El león de la Metro
Todas esas cosas y muchas más amenazaban nuestro hogar, asediados como estábamos por las goteras y los seriales radiofónicos de Sautier Casaseca, con Pedro Pablo Ayuso y Matilde Conesa en los papeles principales. Cuando todo eso pasaba, y las noticias del mundo mundial procedían de la bendita radio y poco más, encuadernar los libros con tapa dura otorgaba, como digo, una cierta prestancia, un signo inequívoco de lesa supervivencia. Digo yo que era eso, tanto esfuerzo por mantenerse a flote, primero la moto y luego el seiscientos, y la máquina de coser, y la carn d’olla, y el champán de marca, y el turrón de Jijona en Navidad.
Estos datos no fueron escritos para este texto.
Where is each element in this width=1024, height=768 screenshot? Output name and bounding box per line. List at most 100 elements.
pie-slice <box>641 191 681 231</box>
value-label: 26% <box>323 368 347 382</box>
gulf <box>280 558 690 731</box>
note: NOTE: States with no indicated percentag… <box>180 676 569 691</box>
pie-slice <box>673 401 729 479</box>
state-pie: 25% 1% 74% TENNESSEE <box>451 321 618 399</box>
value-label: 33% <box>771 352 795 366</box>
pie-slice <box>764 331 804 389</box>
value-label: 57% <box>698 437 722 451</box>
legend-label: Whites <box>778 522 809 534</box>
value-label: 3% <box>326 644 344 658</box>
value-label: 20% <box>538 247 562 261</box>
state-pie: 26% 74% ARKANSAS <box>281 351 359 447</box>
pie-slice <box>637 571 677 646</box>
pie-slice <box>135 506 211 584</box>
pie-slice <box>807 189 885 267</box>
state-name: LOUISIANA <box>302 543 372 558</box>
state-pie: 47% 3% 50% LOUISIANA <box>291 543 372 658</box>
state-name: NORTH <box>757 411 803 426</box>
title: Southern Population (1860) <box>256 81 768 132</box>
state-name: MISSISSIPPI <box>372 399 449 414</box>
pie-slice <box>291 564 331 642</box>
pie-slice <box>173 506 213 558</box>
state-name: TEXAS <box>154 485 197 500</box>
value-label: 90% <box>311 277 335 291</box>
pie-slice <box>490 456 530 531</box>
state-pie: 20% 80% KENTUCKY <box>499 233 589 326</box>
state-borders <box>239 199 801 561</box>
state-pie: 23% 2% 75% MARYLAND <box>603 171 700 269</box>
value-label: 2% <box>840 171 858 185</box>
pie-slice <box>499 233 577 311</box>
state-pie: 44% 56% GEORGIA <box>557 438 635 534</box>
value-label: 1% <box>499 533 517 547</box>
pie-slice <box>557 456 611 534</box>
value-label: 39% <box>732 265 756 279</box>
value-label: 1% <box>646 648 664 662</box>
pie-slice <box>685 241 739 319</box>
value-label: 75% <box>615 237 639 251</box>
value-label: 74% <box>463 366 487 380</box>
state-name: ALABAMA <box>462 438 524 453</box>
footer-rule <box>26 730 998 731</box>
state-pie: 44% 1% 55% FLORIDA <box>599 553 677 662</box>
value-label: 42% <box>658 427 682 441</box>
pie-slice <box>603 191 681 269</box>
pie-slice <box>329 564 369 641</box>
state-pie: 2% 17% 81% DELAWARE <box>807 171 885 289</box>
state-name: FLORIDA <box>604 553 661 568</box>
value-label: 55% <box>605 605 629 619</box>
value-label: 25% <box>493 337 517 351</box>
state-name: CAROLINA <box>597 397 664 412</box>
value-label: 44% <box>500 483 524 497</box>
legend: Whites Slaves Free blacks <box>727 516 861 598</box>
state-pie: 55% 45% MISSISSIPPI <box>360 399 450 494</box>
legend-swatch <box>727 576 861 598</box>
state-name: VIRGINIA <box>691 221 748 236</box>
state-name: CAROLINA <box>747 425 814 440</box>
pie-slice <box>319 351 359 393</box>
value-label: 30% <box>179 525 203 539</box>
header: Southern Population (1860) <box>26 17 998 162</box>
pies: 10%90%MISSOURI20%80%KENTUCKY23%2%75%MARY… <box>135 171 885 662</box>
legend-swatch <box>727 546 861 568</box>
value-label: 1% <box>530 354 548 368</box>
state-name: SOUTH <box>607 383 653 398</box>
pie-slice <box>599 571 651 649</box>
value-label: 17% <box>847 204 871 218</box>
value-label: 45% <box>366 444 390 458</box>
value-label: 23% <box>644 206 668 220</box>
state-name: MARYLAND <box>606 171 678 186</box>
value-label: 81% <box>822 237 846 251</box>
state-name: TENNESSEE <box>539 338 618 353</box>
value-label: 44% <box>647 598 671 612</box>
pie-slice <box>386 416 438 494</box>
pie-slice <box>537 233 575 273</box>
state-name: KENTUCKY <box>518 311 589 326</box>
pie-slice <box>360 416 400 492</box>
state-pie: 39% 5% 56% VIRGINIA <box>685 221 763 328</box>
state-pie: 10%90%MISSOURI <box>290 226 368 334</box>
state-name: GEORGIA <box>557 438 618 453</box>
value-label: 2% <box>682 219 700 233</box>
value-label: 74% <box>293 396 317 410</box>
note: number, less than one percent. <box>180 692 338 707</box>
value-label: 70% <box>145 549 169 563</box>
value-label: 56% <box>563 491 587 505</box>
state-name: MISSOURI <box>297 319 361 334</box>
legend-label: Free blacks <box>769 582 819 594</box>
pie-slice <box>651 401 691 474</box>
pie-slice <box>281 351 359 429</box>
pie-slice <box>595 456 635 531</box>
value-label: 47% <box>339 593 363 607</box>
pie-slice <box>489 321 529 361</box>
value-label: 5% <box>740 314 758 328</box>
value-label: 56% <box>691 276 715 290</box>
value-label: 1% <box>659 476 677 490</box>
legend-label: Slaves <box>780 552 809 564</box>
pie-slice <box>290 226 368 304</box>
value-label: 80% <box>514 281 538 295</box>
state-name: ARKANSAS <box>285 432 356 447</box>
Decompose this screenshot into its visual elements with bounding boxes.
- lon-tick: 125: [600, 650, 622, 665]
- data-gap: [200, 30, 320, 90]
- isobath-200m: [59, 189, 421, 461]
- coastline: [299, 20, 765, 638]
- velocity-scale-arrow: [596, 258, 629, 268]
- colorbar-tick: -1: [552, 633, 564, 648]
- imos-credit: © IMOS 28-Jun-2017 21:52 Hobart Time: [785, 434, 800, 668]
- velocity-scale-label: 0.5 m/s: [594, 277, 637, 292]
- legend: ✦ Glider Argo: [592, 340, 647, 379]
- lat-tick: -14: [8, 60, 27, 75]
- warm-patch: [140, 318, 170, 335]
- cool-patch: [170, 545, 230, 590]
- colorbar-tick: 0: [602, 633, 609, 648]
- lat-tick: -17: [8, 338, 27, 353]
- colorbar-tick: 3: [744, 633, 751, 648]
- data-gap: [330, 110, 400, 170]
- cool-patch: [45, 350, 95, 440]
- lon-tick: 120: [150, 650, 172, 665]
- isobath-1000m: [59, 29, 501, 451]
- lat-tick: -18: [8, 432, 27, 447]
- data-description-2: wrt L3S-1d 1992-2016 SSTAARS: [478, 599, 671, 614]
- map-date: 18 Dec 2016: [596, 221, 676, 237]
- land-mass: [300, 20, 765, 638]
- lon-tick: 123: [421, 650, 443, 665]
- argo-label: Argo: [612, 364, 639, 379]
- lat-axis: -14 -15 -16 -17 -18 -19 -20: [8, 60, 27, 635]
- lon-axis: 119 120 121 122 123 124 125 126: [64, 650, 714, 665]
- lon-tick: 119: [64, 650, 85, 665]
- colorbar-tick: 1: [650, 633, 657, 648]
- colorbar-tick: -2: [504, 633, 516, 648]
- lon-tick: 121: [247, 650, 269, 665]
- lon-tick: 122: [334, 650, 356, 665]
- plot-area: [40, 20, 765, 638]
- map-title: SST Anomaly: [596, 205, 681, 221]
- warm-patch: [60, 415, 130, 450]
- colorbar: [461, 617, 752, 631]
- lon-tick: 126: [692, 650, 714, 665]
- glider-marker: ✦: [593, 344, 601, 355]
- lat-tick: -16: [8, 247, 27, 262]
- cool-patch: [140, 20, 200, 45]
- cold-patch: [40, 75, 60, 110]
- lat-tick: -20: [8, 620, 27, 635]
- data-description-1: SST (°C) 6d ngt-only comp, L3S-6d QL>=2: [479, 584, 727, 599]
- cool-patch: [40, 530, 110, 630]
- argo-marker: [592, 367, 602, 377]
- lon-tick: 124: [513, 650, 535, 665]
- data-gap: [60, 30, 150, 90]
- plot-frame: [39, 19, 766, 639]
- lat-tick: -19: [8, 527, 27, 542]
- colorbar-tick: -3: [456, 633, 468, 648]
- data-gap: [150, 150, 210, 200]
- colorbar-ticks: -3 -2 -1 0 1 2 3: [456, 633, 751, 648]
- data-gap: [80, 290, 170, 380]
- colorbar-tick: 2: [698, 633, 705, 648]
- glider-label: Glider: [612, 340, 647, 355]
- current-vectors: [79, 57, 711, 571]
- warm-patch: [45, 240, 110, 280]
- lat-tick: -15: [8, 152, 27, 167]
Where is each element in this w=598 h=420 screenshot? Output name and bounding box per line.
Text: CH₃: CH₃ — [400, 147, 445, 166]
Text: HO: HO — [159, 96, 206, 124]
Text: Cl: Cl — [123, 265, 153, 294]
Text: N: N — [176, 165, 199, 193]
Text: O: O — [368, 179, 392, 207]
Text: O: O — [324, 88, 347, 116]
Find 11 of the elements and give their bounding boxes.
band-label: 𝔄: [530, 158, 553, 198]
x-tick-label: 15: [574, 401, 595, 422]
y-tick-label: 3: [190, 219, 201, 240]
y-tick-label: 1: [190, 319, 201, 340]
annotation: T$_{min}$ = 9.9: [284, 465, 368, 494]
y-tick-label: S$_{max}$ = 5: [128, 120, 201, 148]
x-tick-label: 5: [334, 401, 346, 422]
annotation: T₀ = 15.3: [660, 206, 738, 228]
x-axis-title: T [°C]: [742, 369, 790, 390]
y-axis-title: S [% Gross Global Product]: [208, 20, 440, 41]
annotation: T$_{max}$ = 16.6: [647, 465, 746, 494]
Los libros lucían, de esta forma, cuidadosamente ordenados en la vitrina situada en la parte superior de mi mueble-cama, convertible en mesa de estudio. Una verdadera “maravilla” del diseño de la autarquía, coincidente con los Planes de Desarrollo. Sus ásperas páginas amarilleaban claridades insospechadas y aventuras sin fin. Las extensas mesetas de la Patagonia, por ejemplo, ese territorio con nombre de mamífero placentario, que se fundía imperceptiblemente con la Pampa argentina, y sus ríos de fantasmales nombres que ríete tú de nuestros prosaicos Duero, Tajo, y Guadalquivir. En lugar de eso, denominaciones como Negro, Deseado y Colorado danzaban ante mis ojos como arlequines dándome la bienvenida a un mundo al revés, es decir, a un mundo de verdad, sin goteras y donde las puertas no cerraban ni bien ni mal ya que, sencillamente, no se entraba por ellas sino a través de la imaginación.
Y debo decirlo, porque de no hacerlo faltaría a la verdad: aquellos libros no llevaban tantos años en la vitrina pero en realidad parecían haber estado siempre allí, como las pirámides de Egipto o la Muralla china. Desde siempre. Y no estaba prohibido leerlos como lo estaba, entre otras muchas cosas, mencionar la guerra civil. En mi mundo de raquítica ignorancia los veía como una reliquia del pasado, aunque también como el testimonio vivo de una serie de secretos que me tocaba desentrañar, por mucha pereza que me diera habérmelas con las incógnitas del futuro, tan a gusto como estaba regodeándome en el interior de mi cuarto, oscuro como boca de lobo y oliendo a calzoncillos sucios y sopor de enfermo.Como si la sombra de la humillación que siempre se cernía sobre nosotros, sobre todo de adolescentes, no fuese, en realidad, precisamente lo que nos impelía a vincularnos a los demás, a salir al raso, caiga quien caiga, hasta arrojarnos en el mar.